La forte réponse immunitaire des Afro-Américains a certainement joué un rôle clé dans leur survie. Aujourd’hui, elle n’est toutefois pas toujours avantageuse, puisqu’elle est souvent synonyme d’inflammation disproportionnée. « Plusieurs études épidémiologiques rapportent que les Afro-Américains sont plus susceptibles de développer des maladies inflammatoires et auto-immunes, comme la maladie de Crohn. C’est comme si leur système immunitaire était trop performant; qu’il réagissait excessivement », interprète Luis Barreiro.
Cela étant, dans cette étude, le bagage génétique n’expliquait que 30 % des différences observées. Les 70 % restants sont donc attribuables à d’autres facteurs.

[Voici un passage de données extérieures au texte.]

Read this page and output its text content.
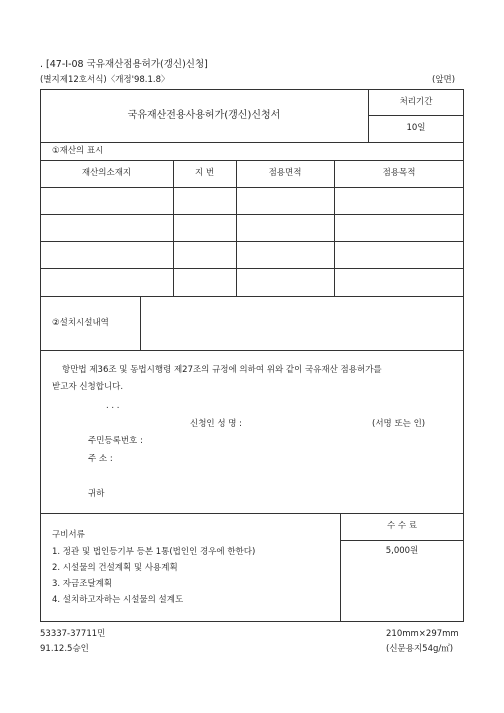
. [47-I-08 국유재산점용허가(갱신)신청]
(별지제12호서식)〈개정'98.1.8〉	(앞면)
국유재산전용사용허가(갱신)신청서
처리기간
10일
①재산의 표시
재산의소재지	지 번	점용면적	점용목적
②설치시설내역
항만법 제36조 및 동법시행령 제27조의 규정에 의하여 위와 같이 국유재산 점용허가를
받고자 신청합니다.
. . .
신청인 성 명 :	(서명 또는 인)
주민등록번호 :
주 소 :
귀하
수 수 료
5,000원
구비서류
1. 정관 및 법인등기부 등본 1통(법인인 경우에 한한다)
2. 시설물의 건설계획 및 사용계획
3. 자금조달계획
4. 설치하고자하는 시설물의 설계도
53337-37711민
91.12.5승인
210mm×297mm
(신문용지54g/㎡)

Le statut social, bon pour la santé ?
Toujours en 2016, le scientifique a justement mis le doigt sur l’un de ces facteurs, et pas le moindre : le statut social. Dans une étude publiée par Science, ses collaborateurs et lui ont prouvé que la hiérarchie sociale permet à elle seule de prévoir la nature des réponses immunitaires de macaques femelles, une espèce cousine de l’humain. Placées dans un même environnement, les femelles dominées ont démontré une réaction immunitaire bien plus exagérée que celle des dominantes. Mieux encore, les chercheurs ont manipulé le statut social de leurs cobayes afin de vérifier si leurs réponses s’ajusteraient à leur nouvelle position, ce qui a été le cas !

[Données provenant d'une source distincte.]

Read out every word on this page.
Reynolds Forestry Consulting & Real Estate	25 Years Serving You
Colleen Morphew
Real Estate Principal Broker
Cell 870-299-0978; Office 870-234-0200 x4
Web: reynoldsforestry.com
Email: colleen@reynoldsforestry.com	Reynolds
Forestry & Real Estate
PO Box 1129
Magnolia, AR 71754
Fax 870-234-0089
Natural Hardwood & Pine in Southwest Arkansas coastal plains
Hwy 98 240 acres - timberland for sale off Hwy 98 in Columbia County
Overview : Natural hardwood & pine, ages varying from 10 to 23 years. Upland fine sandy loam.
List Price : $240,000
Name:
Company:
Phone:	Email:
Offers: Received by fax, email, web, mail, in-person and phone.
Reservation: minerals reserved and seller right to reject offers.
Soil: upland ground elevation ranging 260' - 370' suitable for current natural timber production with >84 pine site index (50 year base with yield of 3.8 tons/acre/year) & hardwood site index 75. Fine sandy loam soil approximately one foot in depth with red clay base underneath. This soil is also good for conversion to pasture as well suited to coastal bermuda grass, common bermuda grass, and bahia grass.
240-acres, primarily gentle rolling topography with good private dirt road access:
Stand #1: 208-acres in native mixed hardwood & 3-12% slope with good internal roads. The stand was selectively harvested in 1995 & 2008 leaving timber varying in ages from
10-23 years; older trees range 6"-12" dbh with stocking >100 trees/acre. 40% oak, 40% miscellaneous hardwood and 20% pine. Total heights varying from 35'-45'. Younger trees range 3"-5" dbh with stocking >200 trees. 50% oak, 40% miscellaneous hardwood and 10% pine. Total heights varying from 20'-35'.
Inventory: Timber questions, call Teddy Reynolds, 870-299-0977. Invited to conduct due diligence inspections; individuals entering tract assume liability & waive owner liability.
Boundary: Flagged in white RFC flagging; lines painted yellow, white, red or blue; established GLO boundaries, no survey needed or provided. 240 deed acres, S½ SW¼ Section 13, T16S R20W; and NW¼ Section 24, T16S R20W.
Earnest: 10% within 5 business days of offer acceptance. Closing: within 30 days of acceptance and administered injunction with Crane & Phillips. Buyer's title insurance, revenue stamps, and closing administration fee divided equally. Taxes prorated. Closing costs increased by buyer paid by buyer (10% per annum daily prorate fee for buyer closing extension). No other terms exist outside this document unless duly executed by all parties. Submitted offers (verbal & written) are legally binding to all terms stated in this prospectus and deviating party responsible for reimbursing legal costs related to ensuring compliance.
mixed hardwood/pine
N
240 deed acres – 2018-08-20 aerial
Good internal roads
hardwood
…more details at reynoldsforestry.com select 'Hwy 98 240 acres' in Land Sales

À terme, ces travaux pourraient notamment aider à mieux comprendre la réaction d’un individu donné à un vaccin. « Est-ce qu’un statut social plus bas nuit à la capacité de produire des mécanismes de défense immunitaire adéquats ? Peut-on ajuster les doses afin de maximiser leur efficacité ? Nous commençons à peine à étudier ces questions », indique-t-il. En parallèle, le chercheur tente aussi d’identifier d’autres mécanismes immunitaires qui diffèrent selon les groupes ethniques. « En ce moment, nous nous intéressons à l’une des rares populations de chasseurs-cueilleurs vivant toujours en Afrique. Nous voulons comparer leur réponse immunitaire à celle de populations qui ont fait la transition vers l’agriculture, un événement évolutif majeur », expose-t-il.

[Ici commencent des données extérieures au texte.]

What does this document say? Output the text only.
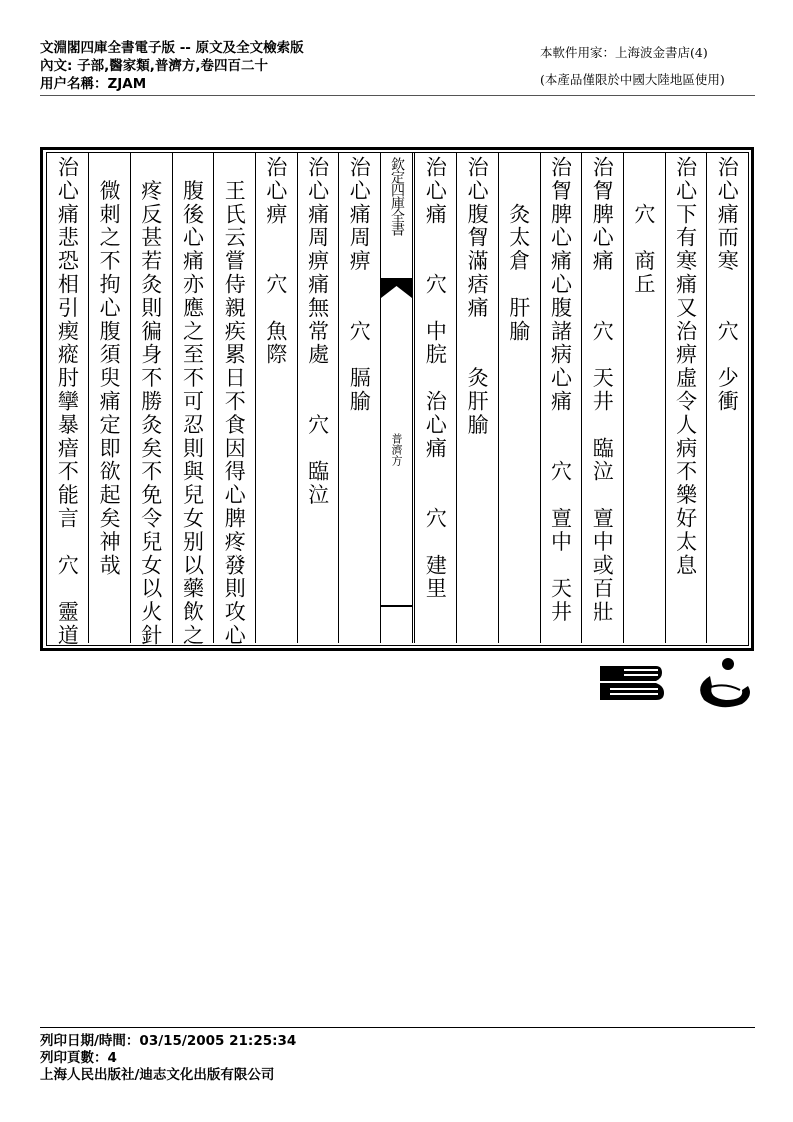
文淵閣四庫全書電子版 -- 原文及全文檢索版
內文: 子部,醫家類,普濟方,卷四百二十
用户名稱：ZJAM
本軟件用家：上海波金書店(4)
(本產品僅限於中國大陸地區使用)
治心痛而寒　　穴　少衝
治心下有寒痛又治痹虛令人病不樂好太息
　　穴　商丘
治胷脾心痛　　穴　天井　臨泣　亶中或百壯
治胷脾心痛心腹諸病心痛　　穴　亶中　天井
　　灸太倉　肝腧
治心腹胷滿痞痛　　灸肝腧
治心痛　　穴　中脘　治心痛　　穴　建里
治心痛周痹　　穴　膈腧
治心痛周痹痛無常處　　穴　臨泣
治心痹　　穴　魚際
　王氏云嘗侍親疾累日不食因得心脾疼發則攻心
　腹後心痛亦應之至不可忍則與兒女别以藥飲之
　疼反甚若灸則徧身不勝灸矣不免令兒女以火針
　微刺之不拘心腹須臾痛定即欲起矣神哉
治心痛悲恐相引瘈瘲肘攣暴瘖不能言　穴　靈道	欽定四庫全書
普濟方
列印日期/時間：03/15/2005 21:25:34
列印頁數：4
上海人民出版社/迪志文化出版有限公司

Cette effervescence intellectuelle a notamment valu à Luis Barreiro d’être reconnu comme l’un des 40 chercheurs de moins de 40 ans les plus prometteurs dans le monde en 2014 par la revue Cell. Surtout, elle lui attire de riches collaborations avec des chercheurs comme Jenny Tung, professeure au département d’anthropologie de l’université Duke et coauteure de plusieurs des publications de Barreiro. « En science, il y a des gens qui sont de grands penseurs, mais de petits faiseurs. D’autres, au contraire, adorent les détails, mais sont incapables de saisir le portrait général. Luis est à la fois capable de générer beaucoup d’idées et de les concrétiser », résume-t-elle.